While the economy may have cooled recently, many retailers still need extra help for the holidays. As reported in a recent seasonal hiring survey, companies “need extra hands on deck to meet increased business demands associated with the holidays and end-of-the-year wrap-ups.”

In addition to retail, the most popular positions identified for seasonal employment include hospitality, administrative, customer service, food preparation, and sales. For example, there are part-time opportunities in the food service and hospitality industry which needs extra staff to help with holiday parties. Even offices need temporary workers to fill in for staff taking time off.

As well as financial rewards, a seasonal job may give you the opportunity to make contacts, learn new skills, and build your resume. If you’re considering starting your own business, a part-time holiday season job could give you hands-on experience with the type of business you’re thinking of starting.

CareerBuilder’s career advisors recommend the following tips for those seeking seasonal employment.

Start applying early

More than one-third of hiring managers fill their open positions within two weeks.

Show enthusiasm

Saying the only reason you want the position is for the employee discount will not impress the hiring manager. Saying that you want to learn new skills, admire the company or product and enjoy working with customers gives you a much better chance of getting your foot in the door.

Dress the part

For example, if you are interviewing for a job in a retail clothing store, it’s a good idea to show up dressed in an outfit from that store.

Plan for the future

If you’re interested in working for the company on a more permanent basis, let the hiring manager know early, so they can keep you in mind. Also, make sure to show initiative — keep busy, ask questions, volunteer for projects, etc.

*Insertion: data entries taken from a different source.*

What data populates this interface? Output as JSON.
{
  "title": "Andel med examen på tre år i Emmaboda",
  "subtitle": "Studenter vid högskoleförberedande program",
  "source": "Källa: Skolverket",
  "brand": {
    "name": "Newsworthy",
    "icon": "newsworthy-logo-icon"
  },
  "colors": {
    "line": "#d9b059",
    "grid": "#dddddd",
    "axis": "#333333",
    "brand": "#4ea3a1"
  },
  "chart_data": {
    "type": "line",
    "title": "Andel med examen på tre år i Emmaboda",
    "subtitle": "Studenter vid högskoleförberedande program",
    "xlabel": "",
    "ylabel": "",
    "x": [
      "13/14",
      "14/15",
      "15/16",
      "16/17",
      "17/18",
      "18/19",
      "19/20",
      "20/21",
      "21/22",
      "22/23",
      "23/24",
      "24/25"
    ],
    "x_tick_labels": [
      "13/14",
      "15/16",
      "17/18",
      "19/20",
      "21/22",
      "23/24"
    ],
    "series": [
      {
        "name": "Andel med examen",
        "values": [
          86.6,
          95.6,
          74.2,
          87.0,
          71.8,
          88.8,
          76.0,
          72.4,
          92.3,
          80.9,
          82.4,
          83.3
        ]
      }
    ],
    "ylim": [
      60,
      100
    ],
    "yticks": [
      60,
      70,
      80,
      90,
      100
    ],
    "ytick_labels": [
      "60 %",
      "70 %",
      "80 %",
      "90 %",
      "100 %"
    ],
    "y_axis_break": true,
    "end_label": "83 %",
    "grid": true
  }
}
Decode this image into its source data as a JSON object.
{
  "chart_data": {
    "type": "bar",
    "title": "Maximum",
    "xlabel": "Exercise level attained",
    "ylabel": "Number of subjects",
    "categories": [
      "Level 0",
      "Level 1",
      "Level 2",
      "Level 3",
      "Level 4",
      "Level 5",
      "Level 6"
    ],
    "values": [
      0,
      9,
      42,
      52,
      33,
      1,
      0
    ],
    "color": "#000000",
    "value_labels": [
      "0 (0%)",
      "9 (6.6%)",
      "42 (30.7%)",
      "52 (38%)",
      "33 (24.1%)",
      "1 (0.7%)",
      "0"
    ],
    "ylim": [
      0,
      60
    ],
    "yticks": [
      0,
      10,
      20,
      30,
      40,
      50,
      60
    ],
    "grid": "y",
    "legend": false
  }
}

Instead of finding a job with one company, another option is to start your own business and work for a variety of clients, providing services that busy people and businesses need at this time of year. For example, you might get hired as a:

  • Personal Shopper – Christmas shopping for individuals or buying gifts for companies to give to their clients.
  • Interior Decorator – decorating businesses and homes for the holidays
  • Party Planner – planning Christmas parties and other holiday events
  • Caterer – providing food for those holiday parties
  • Gift Basket Maker – making gift baskets for companies to give to clients
  • Any other service people need during the holidays such as gift wrapping, baking cookies, or putting up and taking down Christmas lights.


If you are currently employed, you don’t need to quit your job to start a holiday season business. In most cases, you should be able to do the work evenings or weekends, or otherwise fit it in around your regular job.

To start your own holiday business, first decide what type of services you want to offer and what fees you will charge. For most services you can charge by the hour and have clients pay in advance for expenses (i.e. anything need to buy for them such as gifts or food).

To market your business, you can advertise online or prepare a flyer explaining what services you are offering. Then tell people (friends, family, co-workers, and acquaintances) that you are available to help out with the tasks they don’t want to do, and ask them to spread the word. You might be surprised at how many people need help during the holidays, and will gladly pay for a few hours of your time.

Whether or not you decide to take on a holiday season job, we hope Santa is good to you.